As I read I find it ironic that October is Pregnancy and Infant Loss Awareness Month. In 1988, then-President Ronald Reagan proclaimed October as a national month of mourning in remembrance of babies who died through miscarriage, stillbirth, and other causes. This observance allows families and communities to come together to not only celebrate those infants' lives, but also to increase the understanding into why these tragedies occurred and work at preventing them-Coincidence that we are doing our event in the same month? No, I think that God is helping each step of the way.

Each year families and friends get together to celebrate their baby's life. Some do a balloon launch and there are some cities that hold a "Walk to Remember". I think these are all things that can be done in the future. We just want to help. Below is a great poem that is read at hospitals and events throughout the month of October in honor of little ones lost.

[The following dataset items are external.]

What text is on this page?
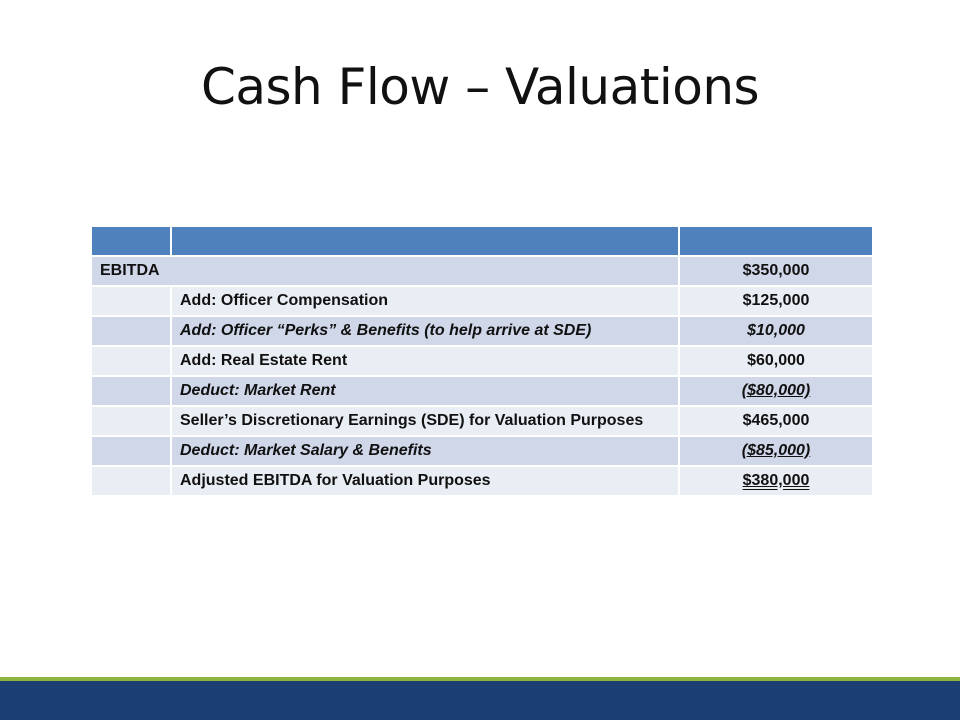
Cash Flow – Valuations

EBITDA		$350,000
	Add: Officer Compensation	$125,000
	Add: Officer “Perks” & Benefits (to help arrive at SDE)	$10,000
	Add: Real Estate Rent	$60,000
	Deduct: Market Rent	($80,000)
	Seller’s Discretionary Earnings (SDE) for Valuation Purposes	$465,000
	Deduct: Market Salary & Benefits	($85,000)
	Adjusted EBITDA for Valuation Purposes	$380,000
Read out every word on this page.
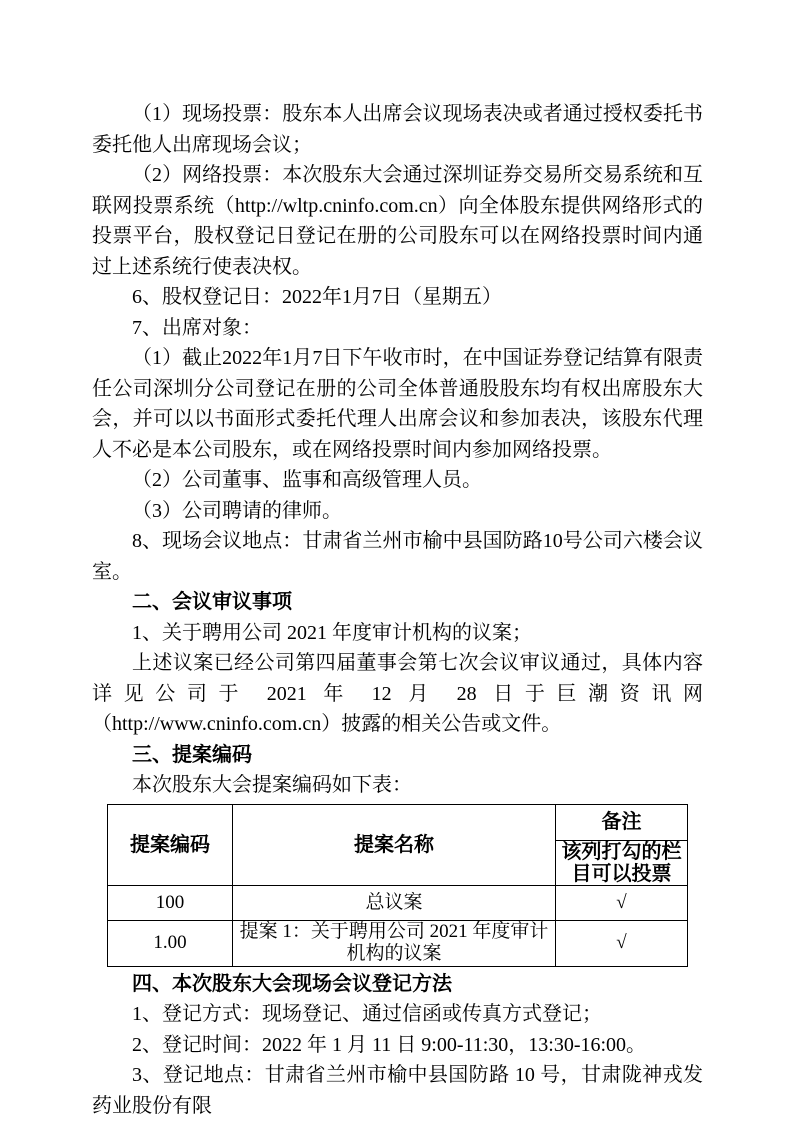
（1）现场投票：股东本人出席会议现场表决或者通过授权委托书委托他人出席现场会议；

（2）网络投票：本次股东大会通过深圳证券交易所交易系统和互联网投票系统（http://wltp.cninfo.com.cn）向全体股东提供网络形式的投票平台，股权登记日登记在册的公司股东可以在网络投票时间内通过上述系统行使表决权。

6、股权登记日：2022年1月7日（星期五）

7、出席对象：

（1）截止2022年1月7日下午收市时，在中国证券登记结算有限责任公司深圳分公司登记在册的公司全体普通股股东均有权出席股东大会，并可以以书面形式委托代理人出席会议和参加表决，该股东代理人不必是本公司股东，或在网络投票时间内参加网络投票。

（2）公司董事、监事和高级管理人员。

（3）公司聘请的律师。

8、现场会议地点：甘肃省兰州市榆中县国防路10号公司六楼会议室。

二、会议审议事项

1、关于聘用公司 2021 年度审计机构的议案；

上述议案已经公司第四届董事会第七次会议审议通过，具体内容详见公司于 2021 年 12 月 28 日于巨潮资讯网（http://www.cninfo.com.cn）披露的相关公告或文件。

三、提案编码

本次股东大会提案编码如下表：

提案编码	提案名称	备注
		该列打勾的栏目可以投票
100	总议案	√
1.00	提案 1：关于聘用公司 2021 年度审计机构的议案	√

四、本次股东大会现场会议登记方法

1、登记方式：现场登记、通过信函或传真方式登记；

2、登记时间：2022 年 1 月 11 日 9:00-11:30，13:30-16:00。

3、登记地点：甘肃省兰州市榆中县国防路 10 号，甘肃陇神戎发药业股份有限
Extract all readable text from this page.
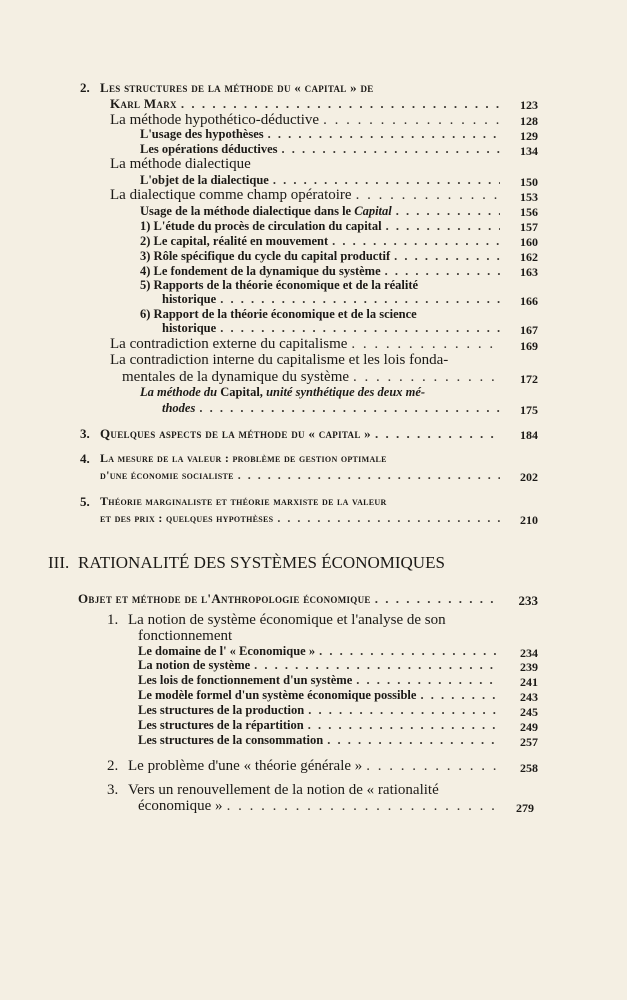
2. Les structures de la méthode du « capital » de
Karl Marx . . .	123
La méthode hypothético-déductive . . .	128
L'usage des hypothèses . . .	129
Les opérations déductives . . .	134
La méthode dialectique
L'objet de la dialectique . . .	150
La dialectique comme champ opératoire . . .	153
Usage de la méthode dialectique dans le Capital . . .	156
1) L'étude du procès de circulation du capital . . .	157
2) Le capital, réalité en mouvement . . .	160
3) Rôle spécifique du cycle du capital productif . . .	162
4) Le fondement de la dynamique du système . . .	163
5) Rapports de la théorie économique et de la réalité
historique . . .	166
6) Rapport de la théorie économique et de la science
historique . . .	167
La contradiction externe du capitalisme . . .	169
La contradiction interne du capitalisme et les lois fonda-
mentales de la dynamique du système . . .	172
La méthode du Capital, unité synthétique des deux mé-
thodes . . .	175
3. Quelques aspects de la méthode du « capital » . . .	184
4. La mesure de la valeur : problème de gestion optimale
d'une économie socialiste . . .	202
5. Théorie marginaliste et théorie marxiste de la valeur
et des prix : quelques hypothèses . . .	210
III. RATIONALITÉ DES SYSTÈMES ÉCONOMIQUES
Objet et méthode de l'Anthropologie économique . . .	233
1. La notion de système économique et l'analyse de son
fonctionnement
Le domaine de l' « Economique » . . .	234
La notion de système . . .	239
Les lois de fonctionnement d'un système . . .	241
Le modèle formel d'un système économique possible . . .	243
Les structures de la production . . .	245
Les structures de la répartition . . .	249
Les structures de la consommation . . .	257
2. Le problème d'une « théorie générale » . . .	258
3. Vers un renouvellement de la notion de « rationalité
économique » . . .	279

A Walk To Remember, by Kathie Ratoj Mayo


I walk to remember the steps you'll never take.
I carry you with me as I firmly plant my feet.
Our trek started long ago, before my belly swelled.
You were a love that grew like butterfly wings that beat.
Your gentle flutters then became kicks upon which I would dwell.
And I would talk to you, sweet babe, about the world you soon would meet.
The sun always shone upon us then when you were in my womb.
And I was eager to show you the world that would have been your home.
How you'd have loved the sun shining, blue skies without a cloud.
The autumn leaves turning, the snow falling all around.
The flowers in the summer, would have have filled your eyes with smiles.
And the rain that might have fallen would have caused you great surprise.
You would have traveled far with me, holding me by the hand.
And I'd have shown you all I could, more than I can imagine.
You hold my heart tightly now, as though we're holding hands.
How far we've traveled, little one, and my life with you has been sweet.
For I carry you in my heart, as I firmly plant my feet.


Sorry for being so long winded tonight, I had a lot to say and get off of my chest. Thanks for reading and for the prayers. We need them.... God's Blessings.